If the pull to go again appeared quickly, they are an infinite game player. The question is whether they’re playing the right infinite game.
Step 5: Choose the Game, Then Play It Hard
The framework does not say that finite games are bad or infinite games are good. It says that clarity about which game you’re playing — and why — is the foundation of intentional career design.
Sam’s synthesis from the transcript:
“There’s a million ways to get to where you want to go. There’s a lot of different ways to do it. You just have to choose where you want to go and choose what rules you’re willing to play by.”
The decision to play a finite game with a clear end — building one business to sell it, running for a specific office, completing a defined creative project — can be completely healthy if it is chosen deliberately.
The problem is playing a finite game without knowing it: grinding toward a number or a title that you believe will finally make you feel finished, when no external achievement has that power.
Ask the user:
- What game do you want to be playing?
- Is the game you want to play infinite or finite — and is that the right choice for you?
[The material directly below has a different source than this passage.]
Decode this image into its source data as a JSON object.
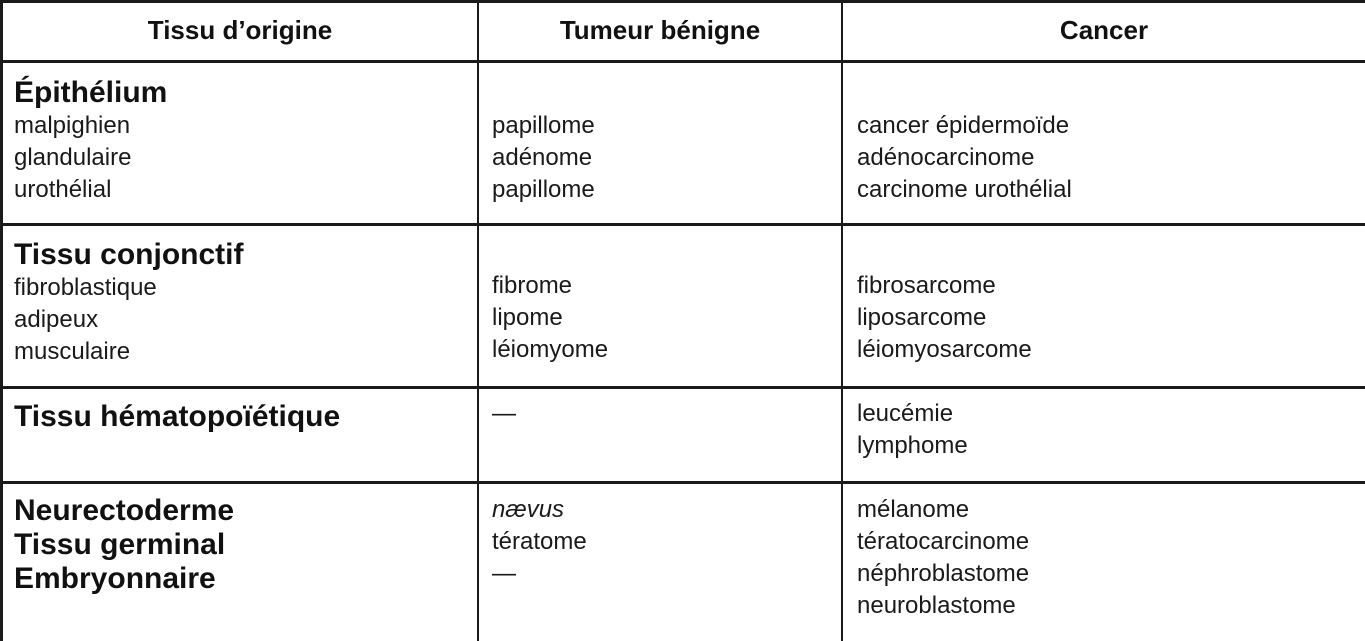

- If it is infinite, what does “the scoreboard” look like — the version of keeping score that makes the game more fun without making it a trap?
Quick Reference
| Finite Game | Infinite Game |
|---|---|
| Play to win and stop | Play for the sake of playing |
| Winning = done | Winning = play again |
| Goal is the point | Goal is the scoreboard |
| Satisfaction is conditional | Satisfaction is in the playing |
| Misery after the win | Energy to keep going |
| Someone else’s definition of success | Your own definition |
Search the Archive
grep -ri "infinite.*game\|finite.*game\|James Carse\|play.*sake.*playing" transcripts/
grep -ri "hit.*goal.*feeling\|goalpost.*moved\|achievement.*hollow\|what.*next" transcripts/
Output
After the session, deliver:
- Current game diagnosis — finite or infinite, and how they know
- Game origin audit — whose game is this, really?
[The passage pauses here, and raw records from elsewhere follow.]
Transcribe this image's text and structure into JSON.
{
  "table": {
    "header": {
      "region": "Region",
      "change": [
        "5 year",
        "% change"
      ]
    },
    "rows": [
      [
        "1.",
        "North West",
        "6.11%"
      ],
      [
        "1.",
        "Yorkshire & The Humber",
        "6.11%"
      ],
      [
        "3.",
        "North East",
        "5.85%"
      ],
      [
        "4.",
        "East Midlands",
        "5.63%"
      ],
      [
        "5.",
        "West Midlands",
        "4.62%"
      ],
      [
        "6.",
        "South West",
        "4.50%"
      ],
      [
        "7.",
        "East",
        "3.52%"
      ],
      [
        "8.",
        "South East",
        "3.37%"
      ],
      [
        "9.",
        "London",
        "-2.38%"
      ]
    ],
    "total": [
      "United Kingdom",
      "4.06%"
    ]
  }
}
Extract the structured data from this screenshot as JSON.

- Day-to-day test results — does the playing itself have value?
- Post-win reflection — what their history of achieving goals tells them
- Game selection — the game they want to play, and what “keeping score” should look like
Source
10 Lessons We Learned From Filming 131 Episodes of My First Million In 2023 — Shaan Puri and Sam Parr reflecting on 100 million views and their biggest personal lessons.